Wednesday, May 28, 2014

Saturday Stories

Last week I experienced one of those events in life that makes everything real.  One of those happenings that wake you up, that splash cold water on your face, and makes you sober.

I work for a church in Texas as their stage manager.  It’s a great job and I love what I do and where I work but my position requires me to stay on target and make sure the schedule is running in order, there isn’t much time with my job to simply sit and experience things, to experience the service and the people.  I am always running around on Sunday mornings trying to make sure everyone knows what is going on and that there are no issues.  The job of a stage manager is not to relax and enjoy the service, the job of a stage manager is to run and worry about the details.

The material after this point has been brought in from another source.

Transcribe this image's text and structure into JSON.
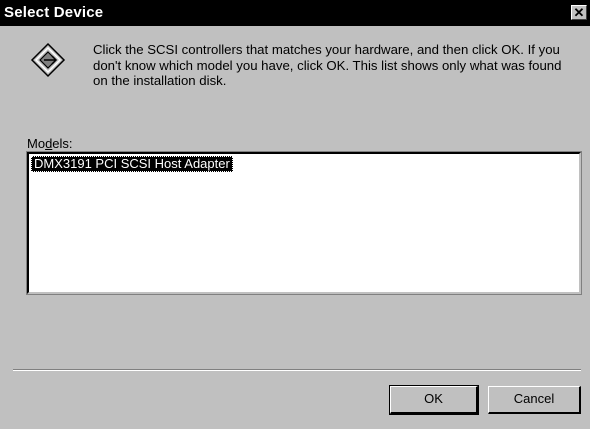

In the church I also volunteer with the youth ministry where I do a variety of things one of which is teaching a spiritual growth class and preparing for an upcoming missions trip to Los Angels.  It is a stark contrast between the two positions; in my job it’s more about schedule and operations and in my volunteering it is more about people and relationship.

Last Saturday we had a training session for the youth who are going on the missions trip to L.A.  The youth pastor did something brilliant, something I never would have thought of, he handed out a piece of paper and a pen and gave everyone some time to write down their story.  The goal was for each person to become comfortable and familiar enough with his or her personal story so they would be relatable to those we would be ministering to in Los Angels.

As everyone wrote out their stories I walked around and looked over the shoulder of some of the youth who were writing away, one student had a diagram he’d drawn on his page.  On one said of the line he’d written “Before Christ” and on the other side he’d written “After Christ” and he’d listed some things under each category.  I laughed a bit and thought to myself, “how could a teenager have that much to write about before Christ?”

After everyone finished writing their story the youth pastor split the whole group into smaller groups and sent the young men with myself and another guy in the leadership of the youth department, Jeremiah.

We took the group of six young men and had them pair off to role-play how to approach a stranger on the street and start a conversation.  It was a bit awkward for everyone and after a few failed attempts I asked the group to come back together. 

Instead of trying the role-playing approach we decided to each take a turn sharing our personal story we’d just written down.  Everyone got two minutes to talk and to take us through their personal stories.  I started with mine and we went around the circle.  I didn’t hold any of the details back from my story I just told the group my experiences of going from drinking and smoking cigarettes to smoking pot and sleeping with girlfriends and I finished my time talking about how I got back into a church and met with my Pastor and how he helped me turn my life around.

As the next young man spoke he talked about abusive parents and divorce and rape and drugs and being placed in foster care and then being adopted and brought to church, the very church we were standing in.  The next young man spoke of similar scenarios and then the next and the next and the next and so on until we’d completed the circle.  Every single one had stories of the most horrible things involving situations and relationships that had changed their lives.

“My parents got divorced two years ago and I started getting angry and getting in fights in school.  I mean, how could two people who love each other just split up like that and wreck their home and their family?”  One young man said as he choked back tears.

“My dad killed himself when I was just a kid, I don’t think he meant to do it, he was going through a lot of hard stuff at the time.  I got really depressed and they sent me to a shrink and gave me some pills but none of it helped.”  Another young man shared.

At the end of each story, they spoke of someone in their lives who’d brought them to our church, Destiny World Outreach, and how they got connected and their lives haven’t been the same since.

It was truly heartbreaking for me to hear these stories, to hear that children and teenagers have gone through such horrible things.  In that moment I realized that life and working for a church isn’t about the schedule or the agenda, it’s not about the order of service or the time clock or even the amount of people in the service, it’s about the lives that are changed, it’s about providing a place of refuge and healing and strength for the people who are broken and hurting and who have nowhere else to go.


When you are conditioned to strictly follow a schedule you rarely just sit back and relax.  Over the last year I have transitioned from someone who makes every decision based on emotion to someone who makes every decision based on logic and reason.  When I asked everyone to share their stories I wasn’t attempting to make an emotional decision, I was making a logical decision without expecting to have the experience I had.  That’s the thing with our routines, God will typically find a way to interrupt our schedules and awaken us to His goodness and grace all over again.  That is what happened to me on that Saturday.